Below/Ghost Ship review by The Grim Ringler

Below, Ghost Ship

Two movies enter, one movie leaves. Sadly though it’s been BELOW that has left the theaters in record time, which I credit to Dimension for not knowing the gem they had and for dumping it when they didn’t know how to sell it. Cowards I say, cowards and fools, shaking my fist in the air. It’s movies like BELOW that make Halloween so much fun, whereas it’s movies like GHOST SHIP that have you shaking your head in disbelief at what gets made and how a good movie is able to become so bad.

BELOW is, without a doubt, the best horror film I have seen this year. There, had to get that out of the way. BELOW is the story of an American submarine and its crew during World War II, its crew long out to sea and already under duress after the mysterious loss of their captain. Things only get worse though when they pick up three people that are the only remnants to a ship that has been sunk, and the stress levels increasing dramatically as one of the survivors turns out to be a woman. And suddenly above them lurks a Nazi war ship bearing down on them. But beyond all of that there is something far worse happening on this submarine and to its men, something that wants nothing more than to kill all that are aboard this damned ship. The tension mounts as the submarine is stalked both above the water by the Nazi vessel and below by something hateful but unseen, and quickly the bodies start piling up and the reality of what, or who, it is that is after them is slowly revealed.

Essentially this is a ghost story, a haunted house, set in a sub. What makes it work so well is that the acting and direction are spot on. You give a damn about the people aboard the sub and that makes things all the worse as the secrets the boat holds are revealed. And David Twohy did an amazing job of direction, never revealing too much and never pushing too hard, a thing most directors never get. They think they have to ram the ghosts and ghoulies down your throat to prove they are there when half the time sound effects and shadows do the trick rather well. Twohy (and the wonderful script) creates a solid dread in the film and makes you believe that you are in an actual sub (another hard thing to do, which is as much acting as it is filming). The magic of the movie, for me, really comes together during the very end shots, which serve as sort of a grim echo to all that has come before and serves to close the film in a very fitting tone. If one thing could be said ill of the film is that it does what it does TOO well, in that people obviously don’t really care about haunted subs and a thought-provoking horror film as the film bombed on release. Which is a shame because this was the only real treat we were given at the movies this past Halloween.

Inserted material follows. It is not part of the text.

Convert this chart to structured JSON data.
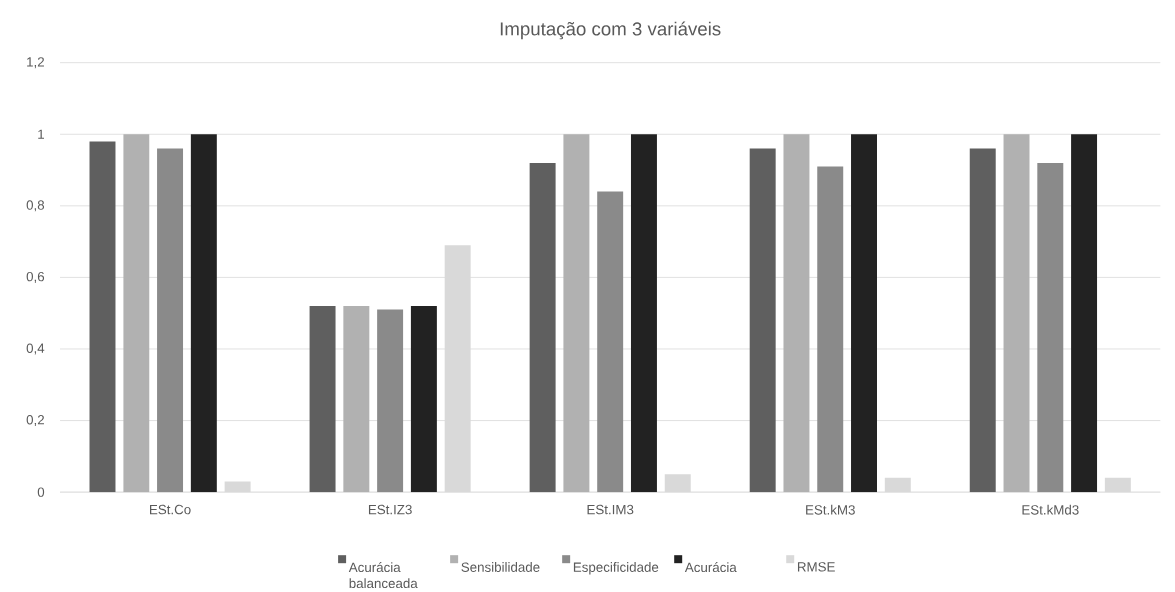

The trick came with the release of Ghost Ship, a film that is almost as deceiving as a ghost itself, appearing to be a fun, scary movie creeping out at us from the closet, but that in reality is more of a sheet in the wind. The film follows a kooky ship salvaging crew fresh off their latest job and on the verge of finally going home after an extended stay at sea. But as they are celebrating the end of their job a stranger appears to offer them the chance at salvaging an errant ship he has discovered floating blindly far away from other shipping traffic. Seeing an easy way to make some extra cash, the crew signs on, some reluctantly so, and is quickly off to find their newest floating money sign. Only what they find, dum, dum, dum is no ordinary ship but is in fact an Italian liner that had disappeared without a trace in the sixties, and what our intrepid salvagers have found (or been lead to) is literally a goldmine, but alas at what cost?

My patience, that is the cost. The film is shot very well, is acted as well as films like this are – meaning not that wonderfully but that they get the movie rolling and don’t get in its way – but then the technical aspects aren’t the problem here, the story is. What begins with a very well done fright flick falls apart like so many of these things do and what had been a fun movie becomes a pointless bore and chore for the last half an hour. It’s as if the writers had come up with a great premise but then didn’t know what to do with it, so they concocted some nonsense resolution that is a flat out cheat and essentially pisses on all the good the film had been before. Thus turning a swell time waster into another black mark on the genre.

Both movies have sailed away to the deep waters of life on video and it’s my sincere hope that they get their due – that Ghost Ship sinks under the weight of its own crap, and that Below manages to muster up some sort of word of mouth that will get the props it deserves as one badmofo ghost flick.